September 30, 2015 | Posted In Immigration - Immigration

The U.S. Supreme Court made history this summer when it overturned the existing laws regarding marriage and opened the door to legalize same-sex marriages nationwide. The impact of this decision has been far-reaching for many people, allowing couples to marry in all 50 states -- even in places where only civil unions had previously been recognized or no unions had been recognized at all.

Same-sex couples who choose to get married will now enjoy all the benefits afforded to heterosexual married spouses — insurance, next-of-kin rights, inheritance and more, as well as the civil support of the country in recognizing their commitment.

In Obergefell v. Hodges, the Supreme Court extended the 2013 ruling that struck down the Defense of Marriage Act (DOMA) and made it unconstitutional for the federal government to refuse to recognize same-sex marriage.
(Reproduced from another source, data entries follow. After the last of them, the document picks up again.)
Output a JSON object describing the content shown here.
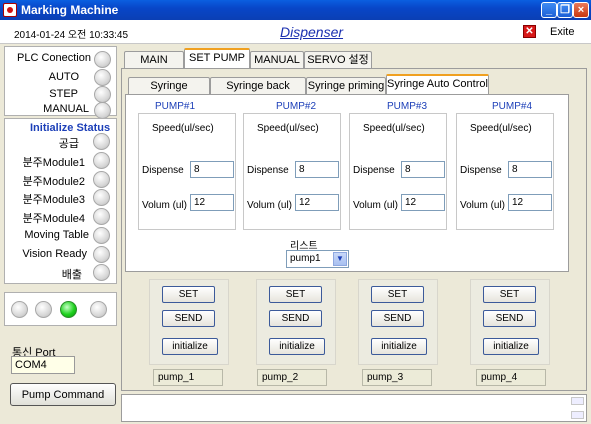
{
  "window": {
    "title": "Marking Machine"
  },
  "header": {
    "datetime": "2014-01-24 오전 10:33:45",
    "title": "Dispenser",
    "exit_label": "Exite"
  },
  "status": {
    "plc_label": "PLC Conection",
    "modes": [
      "AUTO",
      "STEP",
      "MANUAL"
    ],
    "init_title": "Initialize  Status",
    "init_items": [
      "공급",
      "분주Module1",
      "분주Module2",
      "분주Module3",
      "분주Module4",
      "Moving Table",
      "Vision Ready",
      "배출"
    ],
    "indicator_colors": [
      "#d8d8d8",
      "#d8d8d8",
      "#1ed21e",
      "#d8d8d8"
    ]
  },
  "port": {
    "label": "통신 Port",
    "value": "COM4"
  },
  "pump_command_label": "Pump Command",
  "tabs": [
    "MAIN",
    "SET PUMP",
    "MANUAL",
    "SERVO 설정"
  ],
  "subtabs": [
    "Syringe Washing",
    "Syringe back pump",
    "Syringe priming",
    "Syringe Auto Control"
  ],
  "pumps": [
    {
      "title": "PUMP#1",
      "speed_label": "Speed(ul/sec)",
      "dispense_label": "Dispense",
      "dispense": "8",
      "volum_label": "Volum (ul)",
      "volum": "12"
    },
    {
      "title": "PUMP#2",
      "speed_label": "Speed(ul/sec)",
      "dispense_label": "Dispense",
      "dispense": "8",
      "volum_label": "Volum (ul)",
      "volum": "12"
    },
    {
      "title": "PUMP#3",
      "speed_label": "Speed(ul/sec)",
      "dispense_label": "Dispense",
      "dispense": "8",
      "volum_label": "Volum (ul)",
      "volum": "12"
    },
    {
      "title": "PUMP#4",
      "speed_label": "Speed(ul/sec)",
      "dispense_label": "Dispense",
      "dispense": "8",
      "volum_label": "Volum (ul)",
      "volum": "12"
    }
  ],
  "list": {
    "label": "리스트",
    "selected": "pump1"
  },
  "pump_controls": [
    {
      "set": "SET",
      "send": "SEND",
      "init": "initialize",
      "name": "pump_1"
    },
    {
      "set": "SET",
      "send": "SEND",
      "init": "initialize",
      "name": "pump_2"
    },
    {
      "set": "SET",
      "send": "SEND",
      "init": "initialize",
      "name": "pump_3"
    },
    {
      "set": "SET",
      "send": "SEND",
      "init": "initialize",
      "name": "pump_4"
    }
  ]
}
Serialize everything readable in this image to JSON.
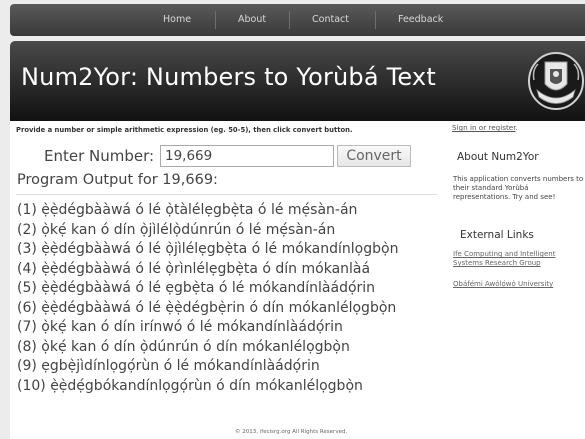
{
  "nav": {
    "items": [
      "Home",
      "About",
      "Contact",
      "Feedback"
    ]
  },
  "header": {
    "title": "Num2Yor: Numbers to Yorùbá Text",
    "logo_icon": "university-crest-icon"
  },
  "form": {
    "instructions": "Provide a number or simple arithmetic expression (eg. 50-5), then click convert button.",
    "enter_label": "Enter Number:",
    "input_value": "19,669",
    "convert_label": "Convert"
  },
  "output": {
    "title": "Program Output for 19,669:",
    "results": [
      "(1) ẹ̀ẹ̀dégbààwá ó lé ọ̀tàlélẹgbẹ̀ta ó lé mẹ́sàn-án",
      "(2) ọ̀kẹ́ kan ó dín ọ̀jìlélọ̀dúnrún ó lé mẹ́sàn-án",
      "(3) ẹ̀ẹ̀dégbààwá ó lé ọ̀jìlélẹgbẹ̀ta ó lé mókandínlọgbọ̀n",
      "(4) ẹ̀ẹ̀dégbààwá ó lé ọ̀rìnlélẹgbẹ̀ta ó dín mókanlàá",
      "(5) ẹ̀ẹ̀dégbààwá ó lé ẹgbẹ̀ta ó lé mókandínlàádọ́rin",
      "(6) ẹ̀ẹ̀dégbààwá ó lé ẹ̀ẹ̀dégbẹ̀rin ó dín mókanlélọgbọ̀n",
      "(7) ọ̀kẹ́ kan ó dín irínwó ó lé mókandínlàádọ́rin",
      "(8) ọ̀kẹ́ kan ó dín ọ̀dúnrún ó dín mókanlélọgbọ̀n",
      "(9) ẹgbẹ̀jìdínlọgọ́rùn ó lé mókandínlàádọ́rin",
      "(10) ẹ̀ẹ̀dẹ́gbókandínlọgọ́rùn ó dín mókanlélọgbọ̀n"
    ]
  },
  "sidebar": {
    "signin_link": "Sign in or register",
    "signin_suffix": ".",
    "about_title": "About Num2Yor",
    "about_text": "This application converts numbers to their standard Yorùbá representations. Try and see!",
    "links_title": "External Links",
    "links": [
      "Ife Computing and Intelligent Systems Research Group",
      "Ọbáfẹ́mi Awólọ́wọ̀ University"
    ]
  },
  "footer": {
    "text": "© 2013, ifecisrg.org All Rights Reserved."
  },
  "colors": {
    "header_dark": "#2a2a2a",
    "nav_bg": "#4a4a4a",
    "page_bg": "#ececec"
  }
}
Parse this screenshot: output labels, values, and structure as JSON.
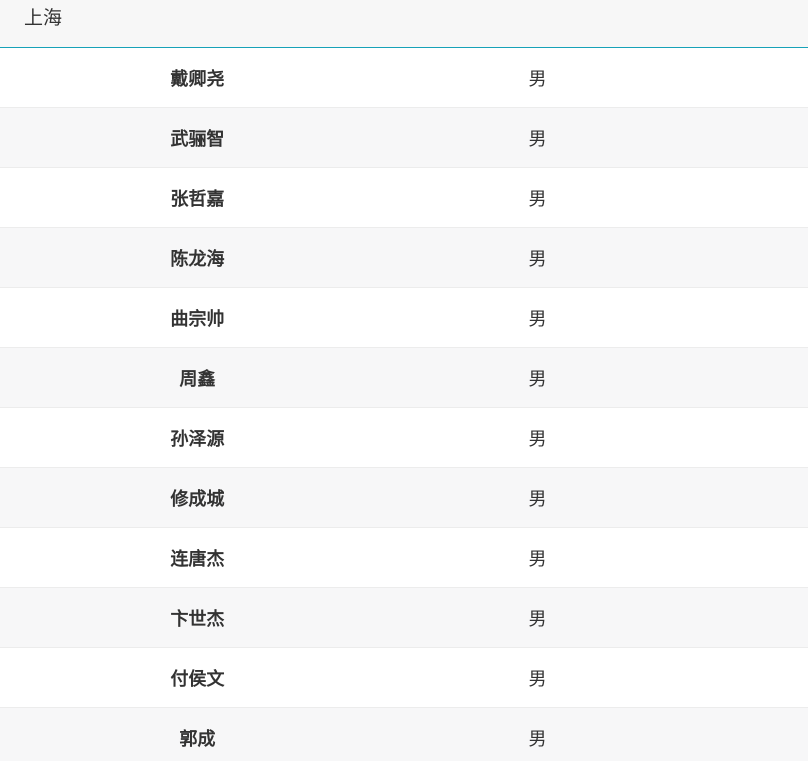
{
  "header": {
    "title": "上海"
  },
  "rows": [
    {
      "name": "戴卿尧",
      "gender": "男"
    },
    {
      "name": "武骊智",
      "gender": "男"
    },
    {
      "name": "张哲嘉",
      "gender": "男"
    },
    {
      "name": "陈龙海",
      "gender": "男"
    },
    {
      "name": "曲宗帅",
      "gender": "男"
    },
    {
      "name": "周鑫",
      "gender": "男"
    },
    {
      "name": "孙泽源",
      "gender": "男"
    },
    {
      "name": "修成城",
      "gender": "男"
    },
    {
      "name": "连唐杰",
      "gender": "男"
    },
    {
      "name": "卞世杰",
      "gender": "男"
    },
    {
      "name": "付侯文",
      "gender": "男"
    },
    {
      "name": "郭成",
      "gender": "男"
    }
  ]
}
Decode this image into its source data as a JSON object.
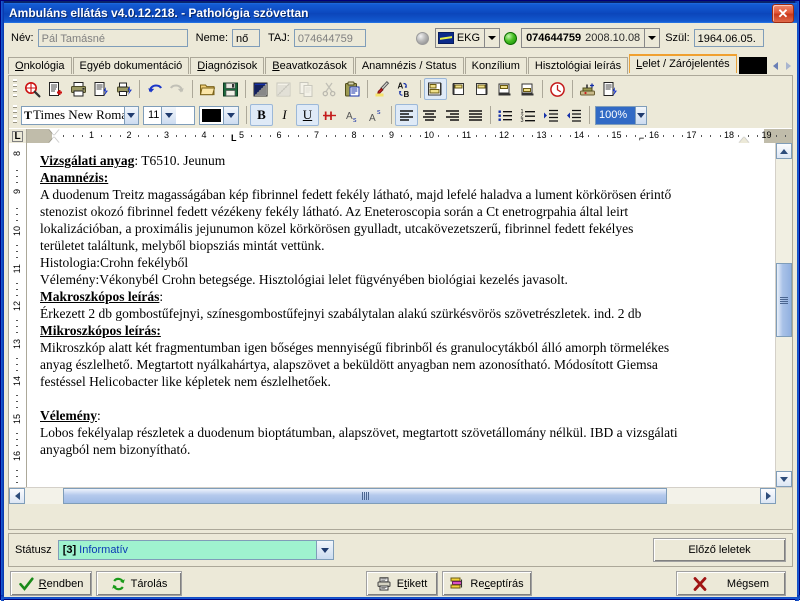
{
  "window": {
    "title": "Ambuláns ellátás v4.0.12.218. - Pathológia szövettan",
    "close_label": "✕"
  },
  "patient_header": {
    "name_label": "Név:",
    "name_value": "Pál Tamásné",
    "gender_label": "Neme:",
    "gender_value": "nő",
    "taj_label": "TAJ:",
    "taj_value": "074644759",
    "ekg_label": "EKG",
    "case_number": "074644759",
    "case_date": "2008.10.08",
    "birth_label": "Szül:",
    "birth_value": "1964.06.05."
  },
  "tabs": [
    {
      "label": "Onkológia",
      "active": false
    },
    {
      "label": "Egyéb dokumentáció",
      "active": false
    },
    {
      "label": "Diagnózisok",
      "active": false
    },
    {
      "label": "Beavatkozások",
      "active": false
    },
    {
      "label": "Anamnézis / Status",
      "active": false
    },
    {
      "label": "Konzílium",
      "active": false
    },
    {
      "label": "Hisztológiai leírás",
      "active": false
    },
    {
      "label": "Lelet / Zárójelentés",
      "active": true
    }
  ],
  "toolbar_main": [
    "zoom-icon",
    "new-document-icon",
    "print-icon",
    "print-preview-icon",
    "print-setup-icon",
    "undo-icon",
    "redo-icon",
    "open-icon",
    "save-icon",
    "select-all-icon",
    "deselect-icon",
    "copy-icon",
    "cut-icon",
    "paste-icon",
    "highlighter-icon",
    "find-replace-icon",
    "template-icon",
    "insert-before-icon",
    "insert-after-icon",
    "append-icon",
    "merge-icon",
    "clock-icon",
    "stamp-icon",
    "export-icon"
  ],
  "format_toolbar": {
    "font_name": "Times New Roma",
    "font_size": "11",
    "font_color": "#000000",
    "zoom_level": "100%",
    "bold_label": "B",
    "italic_label": "I",
    "underline_label": "U",
    "strikethrough_label": "H",
    "subscript_label": "A",
    "superscript_label": "A",
    "align_icons": [
      "align-left-icon",
      "align-center-icon",
      "align-right-icon",
      "align-justify-icon"
    ],
    "list_icons": [
      "bullet-list-icon",
      "numbered-list-icon",
      "increase-indent-icon",
      "decrease-indent-icon"
    ]
  },
  "ruler": {
    "tab_selector_glyph": "L",
    "numbers": [
      1,
      2,
      3,
      4,
      5,
      6,
      7,
      8,
      9,
      10,
      11,
      12,
      13,
      14,
      15,
      16,
      17,
      18,
      19
    ],
    "vertical_numbers": [
      8,
      9,
      10,
      11,
      12,
      13,
      14,
      15,
      16
    ]
  },
  "document": {
    "lines": [
      {
        "type": "mixed",
        "head": "Vizsgálati anyag",
        "tail": ":  T6510. Jeunum"
      },
      {
        "type": "heading",
        "text": "Anamnézis:"
      },
      {
        "type": "text",
        "text": "A duodenum Treitz magasságában kép fibrinnel fedett fekély látható, majd lefelé haladva a lument körkörösen érintő"
      },
      {
        "type": "text",
        "text": "stenozist okozó fibrinnel fedett vézékeny fekély látható. Az Eneteroscopia során a Ct enetrogrpahia által leirt"
      },
      {
        "type": "text",
        "text": "lokalizációban, a proximális jejunumon közel körkörösen gyulladt, utcakövezetszerű, fibrinnel fedett fekélyes"
      },
      {
        "type": "text",
        "text": "területet találtunk, melyből biopsziás mintát vettünk."
      },
      {
        "type": "text",
        "text": "Histologia:Crohn fekélyből"
      },
      {
        "type": "text",
        "text": "Vélemény:Vékonybél Crohn betegsége. Hisztológiai lelet fügvényében biológiai kezelés javasolt."
      },
      {
        "type": "mixed",
        "head": "Makroszkópos leírás",
        "tail": ":"
      },
      {
        "type": "text",
        "text": "Érkezett 2 db gombostűfejnyi, színesgombostűfejnyi szabálytalan alakú szürkésvörös szövetrészletek. ind. 2 db"
      },
      {
        "type": "heading",
        "text": "Mikroszkópos leírás:"
      },
      {
        "type": "text",
        "text": "Mikroszkóp alatt két fragmentumban igen bőséges mennyiségű fibrinből és granulocytákból álló amorph törmelékes"
      },
      {
        "type": "text",
        "text": "anyag észlelhető. Megtartott nyálkahártya, alapszövet a beküldött anyagban nem azonosítható. Módosított Giemsa"
      },
      {
        "type": "text",
        "text": "festéssel Helicobacter like képletek nem észlelhetőek."
      },
      {
        "type": "blank",
        "text": ""
      },
      {
        "type": "mixed",
        "head": "Vélemény",
        "tail": ":"
      },
      {
        "type": "text",
        "text": "Lobos fekélyalap részletek a duodenum bioptátumban, alapszövet, megtartott szövetállomány nélkül. IBD a vizsgálati"
      },
      {
        "type": "text",
        "text": "anyagból nem bizonyítható."
      }
    ]
  },
  "status_panel": {
    "label": "Státusz",
    "value_code": "[3]",
    "value_text": "Informatív",
    "value_bg": "#9ff3cf",
    "prev_results_label": "Előző leletek"
  },
  "buttons": {
    "ok_label": "Rendben",
    "ok_accel": "R",
    "store_label": "Tárolás",
    "label_label": "Etikett",
    "label_accel": "E",
    "prescription_label": "Receptírás",
    "prescription_accel": "c",
    "cancel_label": "Mégsem"
  },
  "colors": {
    "titlebar_blue": "#0b45ba",
    "window_face": "#ece9d8",
    "active_tab_border": "#e8a33d",
    "status_green": "#9ff3cf",
    "close_red": "#c8391c"
  }
}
The Obergefell decision extends to the states as well, meaning that New Jersey, for example, is now required to recognize any same-sex marriage in the state as valid and eligible for all the same rights as a heterosexual marriage.

Benefits for Immigrants Facing Deportation

Among the many who stand to benefit from the Supreme Court’s decision are the immigrants whose status sometime depends strictly on their family and marital statuses. People who do not have proof of a legal marriage to their partners may find themselves deported and their families divided across countries if officials discover that they are living in the country illegally.

Prior to the Supreme Court’s decision, people who were in committed, long-term relationships or unions with a same-sex partner could be deported because their unions were not considered legal in the eyes of the state.

But now, immigrants involved in same-sex marriages can cite that marriage as a reason to keep them in the country. Following the court’s ruling, the Immigrant and Customs Enforcement Office of the Principal Legal Advisor (OPLA) stated that the agency will be reopening deportation cases as a result of the new legal status for same-sex marriages and will investigate any instances where an immigrant who is set to be deported has entered into a legally-recognized same-sex marriage with a U.S. citizen.

What About Old Deportation Orders?

While the OPLA declaration affects all deportation orders issued after the Supreme Court ruling, immigrants who have outstanding orders of deportation should be able to apply for protection under the same ruling and stop their deportation.

Same-sex marriage could provide relief in the form of a green card application (if an immigrant is married to a U.S. citizen) or a cancellation of a deportation order (if an immigrant has been in the U.S. for 10 years and has a qualifying spouse).

The U.S. Supreme Court ruling has opened up a lot of options for citizens and their spouses, even if those spouses are not citizens themselves. With the change in status for same-sex marriage comes the opportunity for gay and lesbian immigrants to remain in the country without fear that their relationships will cause them to be deported.